Here are some details from Mandela’s life that you might not have known.
FATHER OF THE NATION
Nelson Mandela’s place as South Africa’s premier hero is so secure that the central bank released new banknotes in 2012 showing his face. Busts and statues in his likeness dot the country and buildings, squares and other places are named after him. At Soweto’s Regina Mundi Catholic church, a center of protests and funeral services for activists during the apartheid years, there is a stained glass image of Mandela with arms raised. South African Airways even emblazoned his silhouetted image on planes.
VALENTINE’S DAY
A $1.25 million project to digitally preserve a record of Mandela’s life went online last year at https://archive.nelsonmandela.org.

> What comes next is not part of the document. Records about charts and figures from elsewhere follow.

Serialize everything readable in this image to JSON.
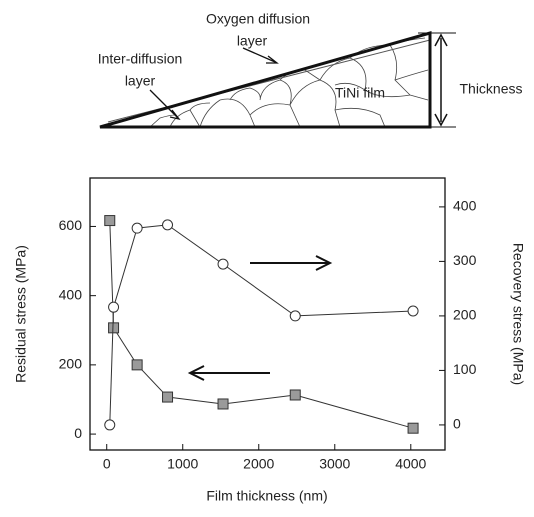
{
  "diagram": {
    "oxygen_label": [
      "Oxygen diffusion",
      "layer"
    ],
    "inter_label": [
      "Inter-diffusion",
      "layer"
    ],
    "film_label": "TiNi film",
    "thickness_label": "Thickness"
  },
  "chart_data": {
    "type": "line",
    "x_label": "Film thickness (nm)",
    "y_label": "Residual stress (MPa)",
    "y2_label": "Recovery stress (MPa)",
    "xlim": [
      -220,
      4450
    ],
    "xticks": [
      0,
      1000,
      2000,
      3000,
      4000
    ],
    "ylim": [
      -46,
      740
    ],
    "yticks": [
      0,
      200,
      400,
      600
    ],
    "y2lim": [
      -46,
      453
    ],
    "y2ticks": [
      0,
      100,
      200,
      300,
      400
    ],
    "grid": false,
    "series": [
      {
        "color": "#9a9a9a",
        "marker": "square",
        "axis": "y",
        "x": [
          40,
          90,
          400,
          800,
          1530,
          2480,
          4030
        ],
        "values": [
          617,
          307,
          200,
          107,
          87,
          113,
          17
        ]
      },
      {
        "color": "#ffffff",
        "marker": "circle",
        "axis": "y2",
        "x": [
          40,
          90,
          400,
          800,
          1530,
          2480,
          4030
        ],
        "values": [
          0,
          216,
          361,
          367,
          295,
          200,
          209
        ]
      }
    ]
  }
}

The project by Google and Mandela’s archivists gives researchers — and anyone else — access to hundreds of documents, photographs and videos. In one 1995 note, written in lines of neat handwriting in blue ink, Mandela muses on Valentine’s day. It appears to be a draft of a letter to a young admirer, in which Mandela said his rural upbringing by illiterate parents left him “colossally ignorant” about simple things like a holiday devoted to romance.